Sifting through an influx of unsolicited manuscripts…
Negotiating rights deals at the London Book Fair…
Juggling overlapping deadlines…
A multitude of authors raising royalty and advance queries…
Book publishing is a busy, blossoming industry. Publishing has undergone considerable changes over the thirty years, from the emergence of digital content, the rise of imprints dedicated to commissioning BAME (Black, Asian and Minority Ethnic) authors, to the surge of co-publishing partnerships intent on delivering thought-provoking and absorbable content.
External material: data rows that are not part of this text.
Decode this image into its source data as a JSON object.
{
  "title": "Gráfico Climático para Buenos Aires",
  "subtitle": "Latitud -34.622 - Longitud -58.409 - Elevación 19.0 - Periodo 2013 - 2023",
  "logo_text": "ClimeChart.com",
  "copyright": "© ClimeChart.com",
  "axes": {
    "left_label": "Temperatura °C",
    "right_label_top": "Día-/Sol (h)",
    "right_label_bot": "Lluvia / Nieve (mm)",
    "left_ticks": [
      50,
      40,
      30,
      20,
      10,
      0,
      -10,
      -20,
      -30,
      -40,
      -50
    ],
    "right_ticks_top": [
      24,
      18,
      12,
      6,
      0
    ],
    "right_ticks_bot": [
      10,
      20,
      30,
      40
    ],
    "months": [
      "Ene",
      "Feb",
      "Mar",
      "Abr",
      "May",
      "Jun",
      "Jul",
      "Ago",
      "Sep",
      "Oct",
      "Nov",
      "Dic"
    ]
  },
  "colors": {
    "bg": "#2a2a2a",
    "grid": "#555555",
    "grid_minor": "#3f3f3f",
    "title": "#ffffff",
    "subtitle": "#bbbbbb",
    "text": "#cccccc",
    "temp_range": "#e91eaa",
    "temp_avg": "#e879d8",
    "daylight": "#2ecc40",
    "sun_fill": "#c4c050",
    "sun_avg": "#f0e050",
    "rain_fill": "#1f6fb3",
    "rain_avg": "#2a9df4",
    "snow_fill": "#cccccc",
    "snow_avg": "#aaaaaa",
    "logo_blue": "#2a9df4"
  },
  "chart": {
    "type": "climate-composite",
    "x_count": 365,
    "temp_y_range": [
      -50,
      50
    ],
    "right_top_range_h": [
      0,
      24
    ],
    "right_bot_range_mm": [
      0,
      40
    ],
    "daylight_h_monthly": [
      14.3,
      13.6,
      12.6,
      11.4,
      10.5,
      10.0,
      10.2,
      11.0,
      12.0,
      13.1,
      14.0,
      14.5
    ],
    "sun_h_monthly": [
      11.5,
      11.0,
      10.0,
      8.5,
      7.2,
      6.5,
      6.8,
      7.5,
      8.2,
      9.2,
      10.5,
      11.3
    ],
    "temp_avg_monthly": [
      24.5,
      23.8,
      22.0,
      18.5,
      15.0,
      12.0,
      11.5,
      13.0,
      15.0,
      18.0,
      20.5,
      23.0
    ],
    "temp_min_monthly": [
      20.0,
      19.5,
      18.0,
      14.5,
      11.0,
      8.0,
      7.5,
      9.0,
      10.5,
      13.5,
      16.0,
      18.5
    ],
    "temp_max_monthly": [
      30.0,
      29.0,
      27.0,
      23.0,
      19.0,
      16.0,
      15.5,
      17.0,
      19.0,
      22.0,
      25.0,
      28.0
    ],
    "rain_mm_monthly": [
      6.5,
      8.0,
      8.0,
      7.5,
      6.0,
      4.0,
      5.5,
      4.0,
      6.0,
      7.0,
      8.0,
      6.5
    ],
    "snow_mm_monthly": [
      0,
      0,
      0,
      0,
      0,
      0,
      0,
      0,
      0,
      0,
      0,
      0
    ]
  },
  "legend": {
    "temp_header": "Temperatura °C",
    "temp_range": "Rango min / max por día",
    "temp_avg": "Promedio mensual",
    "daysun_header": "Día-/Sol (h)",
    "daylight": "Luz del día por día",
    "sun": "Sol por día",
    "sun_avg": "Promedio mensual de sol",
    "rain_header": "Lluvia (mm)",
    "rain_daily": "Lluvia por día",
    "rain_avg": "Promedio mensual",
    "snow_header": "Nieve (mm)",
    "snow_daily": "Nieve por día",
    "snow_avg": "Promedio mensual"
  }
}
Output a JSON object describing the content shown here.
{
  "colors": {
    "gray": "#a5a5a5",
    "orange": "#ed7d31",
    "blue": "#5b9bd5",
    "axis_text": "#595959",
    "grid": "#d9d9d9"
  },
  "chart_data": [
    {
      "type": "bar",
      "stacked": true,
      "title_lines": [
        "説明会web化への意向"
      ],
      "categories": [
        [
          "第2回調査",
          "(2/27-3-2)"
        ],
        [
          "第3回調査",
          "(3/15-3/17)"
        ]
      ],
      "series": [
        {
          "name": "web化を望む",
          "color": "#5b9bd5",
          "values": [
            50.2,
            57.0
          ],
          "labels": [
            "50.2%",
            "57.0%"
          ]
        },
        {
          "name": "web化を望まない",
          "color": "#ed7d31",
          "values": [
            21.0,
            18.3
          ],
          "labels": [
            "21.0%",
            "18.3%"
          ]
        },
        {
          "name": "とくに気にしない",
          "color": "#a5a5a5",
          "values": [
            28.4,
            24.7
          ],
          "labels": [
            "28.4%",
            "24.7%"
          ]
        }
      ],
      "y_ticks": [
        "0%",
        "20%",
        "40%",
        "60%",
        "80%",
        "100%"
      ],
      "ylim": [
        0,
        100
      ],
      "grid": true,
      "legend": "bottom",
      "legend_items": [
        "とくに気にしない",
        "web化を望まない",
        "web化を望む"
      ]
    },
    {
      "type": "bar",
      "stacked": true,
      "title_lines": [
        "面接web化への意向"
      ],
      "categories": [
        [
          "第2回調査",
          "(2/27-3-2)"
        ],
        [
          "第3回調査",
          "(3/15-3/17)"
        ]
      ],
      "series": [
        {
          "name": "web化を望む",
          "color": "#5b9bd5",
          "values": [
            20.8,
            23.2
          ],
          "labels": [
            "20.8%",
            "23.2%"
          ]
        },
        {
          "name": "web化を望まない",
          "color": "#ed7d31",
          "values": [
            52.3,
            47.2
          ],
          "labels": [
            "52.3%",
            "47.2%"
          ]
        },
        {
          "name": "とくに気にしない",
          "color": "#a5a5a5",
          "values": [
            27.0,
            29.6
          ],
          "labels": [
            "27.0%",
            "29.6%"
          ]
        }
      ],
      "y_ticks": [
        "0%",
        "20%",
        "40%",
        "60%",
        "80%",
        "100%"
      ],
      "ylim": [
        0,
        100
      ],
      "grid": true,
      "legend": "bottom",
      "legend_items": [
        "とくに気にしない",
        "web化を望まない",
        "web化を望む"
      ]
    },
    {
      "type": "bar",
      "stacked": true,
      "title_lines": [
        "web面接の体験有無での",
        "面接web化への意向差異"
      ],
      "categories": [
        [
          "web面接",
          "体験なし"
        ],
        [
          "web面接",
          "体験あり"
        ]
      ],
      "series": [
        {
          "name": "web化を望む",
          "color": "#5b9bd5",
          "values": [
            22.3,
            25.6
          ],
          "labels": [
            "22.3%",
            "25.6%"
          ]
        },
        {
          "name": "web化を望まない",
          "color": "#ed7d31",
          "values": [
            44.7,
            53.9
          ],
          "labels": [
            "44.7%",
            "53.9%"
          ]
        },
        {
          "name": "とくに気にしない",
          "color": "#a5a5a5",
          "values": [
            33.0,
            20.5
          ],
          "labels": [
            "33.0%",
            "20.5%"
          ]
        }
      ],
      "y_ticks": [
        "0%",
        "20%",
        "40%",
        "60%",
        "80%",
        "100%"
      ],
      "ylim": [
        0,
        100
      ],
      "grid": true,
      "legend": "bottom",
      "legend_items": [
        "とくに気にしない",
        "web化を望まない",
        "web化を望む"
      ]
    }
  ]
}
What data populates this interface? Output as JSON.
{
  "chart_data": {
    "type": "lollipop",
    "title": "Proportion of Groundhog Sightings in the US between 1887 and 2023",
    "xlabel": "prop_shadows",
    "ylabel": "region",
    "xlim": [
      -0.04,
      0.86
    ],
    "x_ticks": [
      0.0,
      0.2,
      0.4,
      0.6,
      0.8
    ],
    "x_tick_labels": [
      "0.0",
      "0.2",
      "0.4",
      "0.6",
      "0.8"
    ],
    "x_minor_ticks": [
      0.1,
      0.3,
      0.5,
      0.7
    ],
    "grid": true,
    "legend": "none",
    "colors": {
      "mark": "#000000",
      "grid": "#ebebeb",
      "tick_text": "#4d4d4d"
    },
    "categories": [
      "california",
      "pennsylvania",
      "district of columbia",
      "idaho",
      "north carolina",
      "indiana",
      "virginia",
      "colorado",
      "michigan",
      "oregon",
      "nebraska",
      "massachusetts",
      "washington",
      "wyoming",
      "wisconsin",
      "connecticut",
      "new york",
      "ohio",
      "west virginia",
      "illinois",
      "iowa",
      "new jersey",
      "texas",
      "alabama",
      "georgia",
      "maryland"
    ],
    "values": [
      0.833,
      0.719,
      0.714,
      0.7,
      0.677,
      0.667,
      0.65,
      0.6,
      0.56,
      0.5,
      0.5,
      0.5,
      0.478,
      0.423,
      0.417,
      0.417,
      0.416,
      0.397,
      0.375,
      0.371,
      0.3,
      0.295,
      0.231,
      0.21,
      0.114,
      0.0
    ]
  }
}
Project management has been a comparatively linear process throughout the publishing industry used within commissioning, manuscript development, production, and, eventually, publication. I asked David Atkins (Content Delivery & Production Manager), Richard Bell (Senior Commissioning Editor) and Craig Smith (Managing Editor) to draw upon their experience to consider how PRINCE2 can be tailored to a publishing project: how the principles, themes and processes can be utilized to publish a book.
In your previous roles, what sort of project management methods did you use for editorial project management?
David: I used PRINCE2® at MacMillan and Oxford University Press. Like AXELOS, they had a dedicated PMO team, which makes publishing a book much more effective as it allows you to focus on the workstream.
Craig: I never knowingly used PRINCE2 at any of my previous publishers, working on the sales, marketing and editorial side of things. However, every publisher used processes and best practice that align with PRINCE2. For example, once a book had been published for six months, we would evaluate its sales and social media success, to see what we could learn for future projects. This is the equivalent of a lesson learned log.
How does AXELOS use PRINCE2 for a publishing project?
David: We tailor PRINCE2 to deliver the project through waterfall or agile. Waterfall means that we complete the project in phases and each phase depends on the deliverables of the previous one. Agile means that the project is completed in small sections or iterations. The approach becomes waterfall once we pass our books onto our co-publishing partner, TSO, for typesetting and printing.
The project to develop and write the ITIL 4 core guidance was an example of PRINCE2 working very well. The entire company was aligned and understood their role in the creation of the finished manuals, the accompanying certification, supplementary content and marketing collateral.
Craig: Core guidance was not a business as usual project. It is imperative that PRINCE2 is tailored in order to deliver effective editorial project management.
Richard: We do not apply the full weight of PRINCE2 to our core guidance. We focus on communications management, and stakeholder engagement in author relationship management. It’s a refined and organized way to manage author relationships.
How could we use the PRINCE2 method more effectively?
David: We need to remind ourselves that the project does not finish on publication day. The market feedback needs to be absorbed and implemented during our 1st/2nd/3rd impression. There needs to be an entire process for this.
Richard: PRINCE2 is a collection of best practices, so yes, we have curated and refined it for developing a publishing a book. One area we could improve is to think through and document the processes for creating new impressions and new editions of the guidance.
How could book publishers benefit from implementing PRINCE2 to solve typical publishing problems, e.g. submission deadlines, author management?
David: Because editors have a variety of responsibilities, it is often wise to combine roles. For example, sometimes the roles of development editor and copy editor are covered by one person.
Also, publishers should give serious thought to the adoption of agile delivery (PRINCE2 Agile). For example, they could work cross-departmental as they prepare a book for publication, such as editorial working closely with sales and marketing. It would allow the publisher to react quickly to lessons learned during the development process, which might help shape a marketing campaign.
Craig: Editors invariably have many projects on the go at once. Though every project is different, they invariably have processes in common. There is a lot of delegation involved, passing work to authors, reviewers, typesetters, etc. Each delegation is a work package that can be managed individually, with an individual sign-off.
Richard: The biggest risk we take as publishers is frequently the choice of author. The IP that we want to create is literally coming from them. We need to secure their engagement. Microsoft Teams is an effective platform for communication and is embedded within our communications management approach for working with authors. It manages the risk of miscommunication.